Since August we’ve managed to shift Herself, her toiletries and a subset of her wardrobe, and Mister Boo to Rancho Pendejo. Then, a week from today, boom! The movers show up and in two days Chez Dog will be stripped bare, its innards exported to New Mexico.
Mister Boo supervises my cycling coverage from the other side of the couch.
I spent Saturday night at the new place. Herself had scored a queen-sized bed for one of the guest rooms, which meant we could dispense with the inflatable mattress in the master bedroom, and come morning I did a few hours’ worth of paying work in the living room before stuffing the mobile office back into the Subaru and motoring north.

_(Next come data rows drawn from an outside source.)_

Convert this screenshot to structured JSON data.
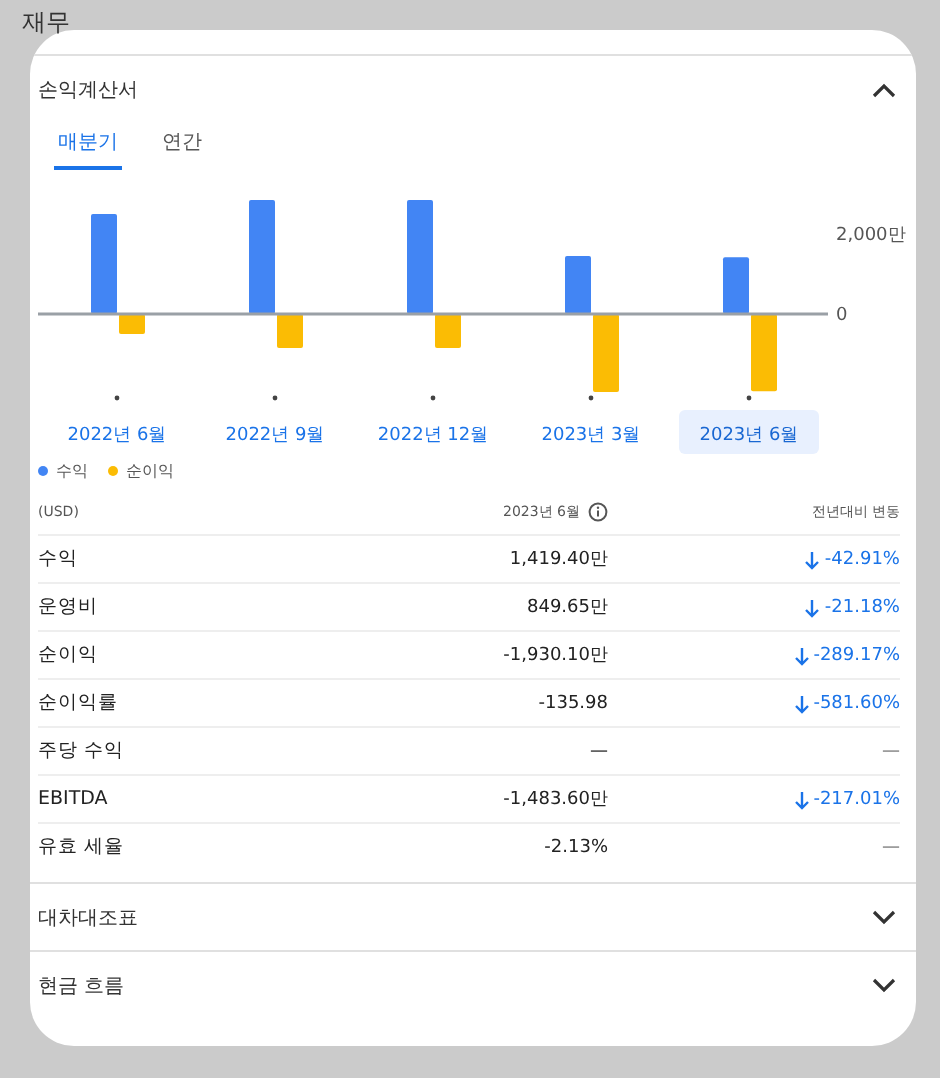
{
  "page_title": "재무",
  "sections": [
    {
      "title": "손익계산서",
      "expanded": true
    },
    {
      "title": "대차대조표",
      "expanded": false
    },
    {
      "title": "현금 흐름",
      "expanded": false
    }
  ],
  "tabs": [
    {
      "label": "매분기",
      "selected": true
    },
    {
      "label": "연간",
      "selected": false
    }
  ],
  "chart_data": {
    "type": "bar",
    "categories": [
      "2022년 6월",
      "2022년 9월",
      "2022년 12월",
      "2023년 3월",
      "2023년 6월"
    ],
    "series": [
      {
        "name": "수익",
        "color": "#4285f4",
        "values": [
          2500,
          2850,
          2850,
          1450,
          1420
        ]
      },
      {
        "name": "순이익",
        "color": "#fbbc04",
        "values": [
          -500,
          -850,
          -850,
          -1950,
          -1930
        ]
      }
    ],
    "legend": true,
    "ylim": [
      -2000,
      3000
    ],
    "yticks": [
      0,
      {
        "value": 2000,
        "label": "2,000만"
      }
    ]
  },
  "periods": [
    {
      "selected": false
    },
    {
      "selected": false
    },
    {
      "selected": false
    },
    {
      "selected": false
    },
    {
      "selected": true
    }
  ],
  "table": {
    "columns": [
      "(USD)",
      "2023년 6월",
      "전년대비 변동"
    ],
    "rows": [
      {
        "label": "수익",
        "value": "1,419.40만",
        "change": "-42.91%",
        "kind": "decrease"
      },
      {
        "label": "운영비",
        "value": "849.65만",
        "change": "-21.18%",
        "kind": "decrease"
      },
      {
        "label": "순이익",
        "value": "-1,930.10만",
        "change": "-289.17%",
        "kind": "decrease"
      },
      {
        "label": "순이익률",
        "value": "-135.98",
        "change": "-581.60%",
        "kind": "decrease"
      },
      {
        "label": "주당 수익",
        "value": "—",
        "change": "—",
        "kind": "empty"
      },
      {
        "label": "EBITDA",
        "value": "-1,483.60만",
        "change": "-217.01%",
        "kind": "decrease"
      },
      {
        "label": "유효 세율",
        "value": "-2.13%",
        "change": "—",
        "kind": "empty"
      }
    ]
  }
}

I’m out of practice at working on the go, and it shows. I tapped away at the MacBook in a crouch from the couch until I remembered the previous owner had left a cheapo desk and chair in a back room. Duh. That took a few of the kinks out of my process.
But I missed having the Turk sprawled out on my drawing board, and Mia peevishly demanding someone’s attention (“Meow? Meow? Meeeyow!”) So it was good to come home, even if “home” is something of a fluid concept at the moment — here today, there tomorrow.
And I even managed a ride, the first in a good long while. And just in time, too. Last night I dreamed that I had shed so much muscle mass since this two-speed exodus commenced that my bib shorts had become baggies.